MOSCÚ, 7 de mayo (PL).— Dmitri Medvedev se convirtió hoy en el tercer y más joven de los presidentes rusos, al jurar lealtad y fidelidad con su mano sobre la Constitución, uno de los atributos del poder aquí.

En su discurso de investidura en el Gran Palacio del Kremlin, el flamante presidente ruso, reconoció el potencial económico forjado en los últimos años como recurso de partida para materializar las aspiraciones de situar al país entre los líderes mundiales y subrayó que resulta una oportunidad única para que Rusia se convierta en una nación de avanzada, a partir del potente fundamento económico y desarrollo estable.
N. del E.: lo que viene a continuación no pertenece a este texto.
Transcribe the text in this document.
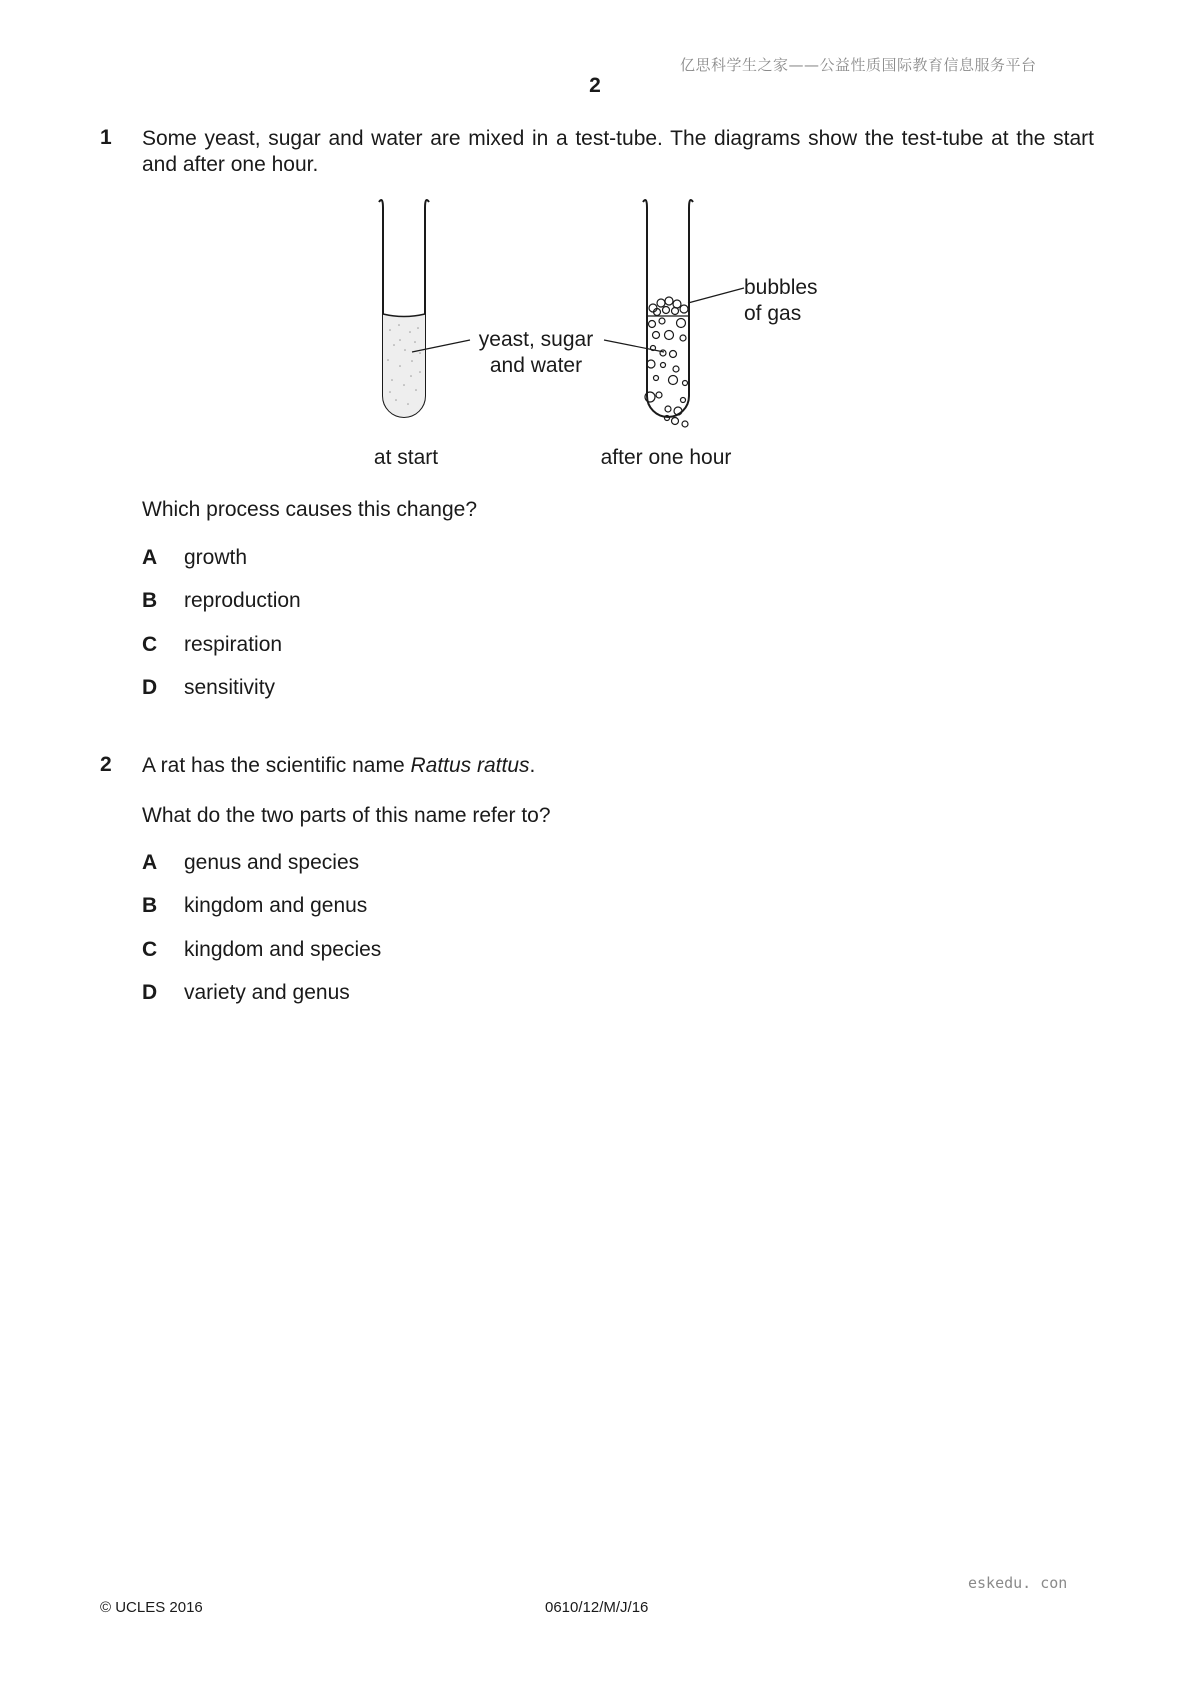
亿思科学生之家——公益性质国际教育信息服务平台
2
1 Some yeast, sugar and water are mixed in a test-tube. The diagrams show the test-tube at the start and after one hour.
yeast, sugar
and water
bubbles
of gas
at start	after one hour
Which process causes this change?
A growth
B reproduction
C respiration
D sensitivity
2 A rat has the scientific name Rattus rattus.
What do the two parts of this name refer to?
A genus and species
B kingdom and genus
C kingdom and species
D variety and genus
eskedu. con
© UCLES 2016	0610/12/M/J/16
Medvedev prometió, de otro lado, que garantizará la seguridad del país no sólo por medio de la ley sino con el cumplimiento real por parte del Estado. Y refirió como tarea importante desde su cargo de dignatario el fomento de las libertades cívicas y económicas: los derechos y las libertades, reconocidos como los más altos valores, determinan el sentido de la actividad gubernamental, opinó.

Al concluir la breve intervención ante más de mil invitados nacionales y extranjeros, Medvedev agradeció al ex presidente Vladimir Putin a quien conoce hace más de 17 años-, la ayuda personal y aseguró confiar en que será así en lo adelante.

Prometió trabajar con total consagración de fuerzas como presidente y persona, en pos del esplendor de su patria, dijo.

Con un corto aval como político, el abogado de 42 años pasa a la lista de los estadistas de la Rusia moderna como un típico representante de una generación que quiere marcar distancia con el período de transición de la década de los años 90.

Procede como su antecesor, Vladimir Putin, del círculo cercano a los hilos del poder en la segunda urbe más importante, San Petersburgo, donde nació y cursó sus estudios superiores. Recibió allí en 1990 el grado de candidato en ciencias jurídicas.

En su caracterización personal destacan cualidades de competente, rígido, organizado, enérgico y de iniciativas.

Conjugó funciones gubernamentales con el perfil de jurista corporativo en el monopolio Gazprom, donde fue hasta hace poco el presidente del consejo de directores.

En sentido general ha dicho que será fiel a la continuidad, la divisa enarbolada por el oficialismo, cuya cúpula depositó en Medvedev todas las cartas del rumbo inmediato de Rusia.

Dijo considerarse absolutamente apegado a continuar el curso elegido y mantener la estabilidad, pues en su opinión, el país no necesita convulsiones de ningún tipo.

Llegó al Kremlin tras apoyar la campaña presidencial de Putin en 2000 como parte del séquito de allegados de San Petersburgo y hasta 2005 ocupó varios puestos dentro de la Administración.

En 2006 pasó a integrar el consejo estatal para los proyectos nacionales prioritarios y luego se ocupó de dirigirlos personalmente.

Algunas de sus tesis de gobierno están enfiladas a democratizar el sistema Judicial y lograr su independencia de los poderes Ejecutivo y Legislativo. Además de menos impuestos y lucha contra la corrupción.

En el terreno económico proyecta la edificación de un sistema de finanzas, con Rusia entre uno de los centros financieros mundiales; y dotar al rublo (la moneda local), del estatus de divisa regional.

Dentro de la proyección externa se inclina por mantener la imagen del país abierto al diálogo y a la cooperación con la comunidad internacional.

La elevada credibilidad popular ganada en los últimos meses en el entorno del 70 por ciento es atribuida por analistas a su condición de sucesor de la política de Putin. Incluso algunos afirman que es gestor también de la senda de transformación moderna de Rusia.